A Washington mardi dernier, par exemple, il a déclaré sans preuves que « Al-Qaida avait une nouvelle base : la République islamique d'Iran ».
Lui qui n’est pas privé de tweets a inondé le réseau de messages du genre : « ils [l'Iran et al-Qaida] sont des partenaires du terrorisme, des partenaires de la haine… Cet axe constitue une grave menace pour la sécurité des nations et pour la patrie américaine ».
Autrement dit, il reprend à son compte le vieux principe de Bush, un axe du mal remis à jour, en déclarant : « Nous sous-estimons ce lien Iran-al-Qaida à nos risques et périls. Nous devons y faire face et nous devons le vaincre ».
Les électeurs sionistes chrétiens de Mike Pence et les chrétiens évangéliques dont il est fier d’être membre comme l’était Bolton, tous ces « fous de dieu » recherchent désormais un porte-drapeau républicain moins toxique que le précédent.
Et il ne fait pas dans le détail. Pendant que le rideau tombe, il a réussi à transformer les Houthis affamés du Yémen en « terroristes soutenus par Téhéran » en se contrefichant des conséquences de ses propos, et il a remis Cuba sur la liste noire américaine des indésirables la semaine dernière, ce que les dirigeants cubains considèrent comme de « l'opportunisme politique » pour faire obstacle à l'amélioration des relations sous l’administration Biden.

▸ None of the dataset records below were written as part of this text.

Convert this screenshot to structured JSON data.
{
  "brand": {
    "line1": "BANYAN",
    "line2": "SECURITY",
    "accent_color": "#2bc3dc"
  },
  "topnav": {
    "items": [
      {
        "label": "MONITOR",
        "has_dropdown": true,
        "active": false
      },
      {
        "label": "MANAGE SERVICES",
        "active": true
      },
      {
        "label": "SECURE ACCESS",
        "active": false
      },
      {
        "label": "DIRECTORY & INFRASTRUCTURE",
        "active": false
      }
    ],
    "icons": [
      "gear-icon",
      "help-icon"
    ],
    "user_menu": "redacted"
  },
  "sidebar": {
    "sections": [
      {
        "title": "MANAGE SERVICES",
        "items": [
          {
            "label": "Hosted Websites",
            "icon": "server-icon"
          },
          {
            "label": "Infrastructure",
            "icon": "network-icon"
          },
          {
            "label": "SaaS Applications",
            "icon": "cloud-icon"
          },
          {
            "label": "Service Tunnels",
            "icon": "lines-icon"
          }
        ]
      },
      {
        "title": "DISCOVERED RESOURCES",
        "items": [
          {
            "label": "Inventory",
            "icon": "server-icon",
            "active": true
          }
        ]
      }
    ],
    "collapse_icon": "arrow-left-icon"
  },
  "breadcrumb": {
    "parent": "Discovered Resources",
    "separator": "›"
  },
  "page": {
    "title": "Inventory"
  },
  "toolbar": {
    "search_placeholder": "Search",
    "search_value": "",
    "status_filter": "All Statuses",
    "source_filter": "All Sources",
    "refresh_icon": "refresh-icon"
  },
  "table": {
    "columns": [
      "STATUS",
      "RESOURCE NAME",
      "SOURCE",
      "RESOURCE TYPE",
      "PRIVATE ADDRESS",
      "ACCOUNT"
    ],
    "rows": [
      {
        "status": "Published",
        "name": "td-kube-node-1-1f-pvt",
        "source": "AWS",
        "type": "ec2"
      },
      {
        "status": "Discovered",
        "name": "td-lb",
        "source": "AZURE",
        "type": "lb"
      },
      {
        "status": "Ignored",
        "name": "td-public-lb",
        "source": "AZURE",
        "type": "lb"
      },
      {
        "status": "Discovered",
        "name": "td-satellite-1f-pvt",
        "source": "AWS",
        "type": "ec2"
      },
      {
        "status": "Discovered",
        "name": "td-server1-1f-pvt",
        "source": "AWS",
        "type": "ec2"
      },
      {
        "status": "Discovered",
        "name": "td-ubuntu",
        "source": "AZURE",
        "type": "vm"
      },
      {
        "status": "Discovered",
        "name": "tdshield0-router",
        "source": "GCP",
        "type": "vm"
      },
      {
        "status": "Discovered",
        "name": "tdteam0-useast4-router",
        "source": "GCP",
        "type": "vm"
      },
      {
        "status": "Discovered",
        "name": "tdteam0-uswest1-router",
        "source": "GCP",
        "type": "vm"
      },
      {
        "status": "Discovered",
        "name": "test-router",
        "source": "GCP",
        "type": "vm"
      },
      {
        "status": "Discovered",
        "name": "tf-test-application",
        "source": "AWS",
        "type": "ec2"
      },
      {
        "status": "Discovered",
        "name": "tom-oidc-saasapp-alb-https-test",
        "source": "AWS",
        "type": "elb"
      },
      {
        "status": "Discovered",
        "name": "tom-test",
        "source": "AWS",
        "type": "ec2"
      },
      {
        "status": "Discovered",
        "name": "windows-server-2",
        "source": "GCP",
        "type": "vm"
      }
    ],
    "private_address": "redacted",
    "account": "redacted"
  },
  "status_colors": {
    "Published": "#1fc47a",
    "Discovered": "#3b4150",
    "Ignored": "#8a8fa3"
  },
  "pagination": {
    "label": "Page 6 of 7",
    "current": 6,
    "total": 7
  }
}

La Chine, le nouvel « empire du mal », figure également en bonne place parmi les démons : elle est menacée de sanctions pour avoir lancé le « virus de Wuhan ». Pompéo a de nouveau provoqué sans raisons Pékin la semaine dernière en renforçant les contacts avec Taiwan, faisant voler en éclats en quelques heures l’équilibre diplomatique délicat établi laborieusement au fil des années.
Cette blitzkrieg diplomatique de dernière minute ne lie pas fatalement les mains de Biden mais, associée aux erreurs politiques du passé, elle rend l'élaboration de politiques apaisées plus difficile.
Le dernier grand effort de Pompeo pour persuader l'Arabie saoudite de se joindre aux États du Golfe et conclure des « accords de paix » avec Israël a échoué. Il va quitter ses fonctions en laissant le Moyen-Orient dans un plus grand désarroi que lors de son arrivée, en Palestine, en Syrie, au Liban, en Irak, en Libye ou même au Sahara occidental (qui ne se situe pas au Moyen-Orient mais pâtit du ralliement récent du Maroc à la bannière USA-Israël). Pourtant, toute honte bue, Pompeo présente cette série de catastrophes et d’échecs comme autant de succès.
S'il réussit, Pompeo sera le prochain Trump, en pire. Une perspective pas vraiment réjouissante.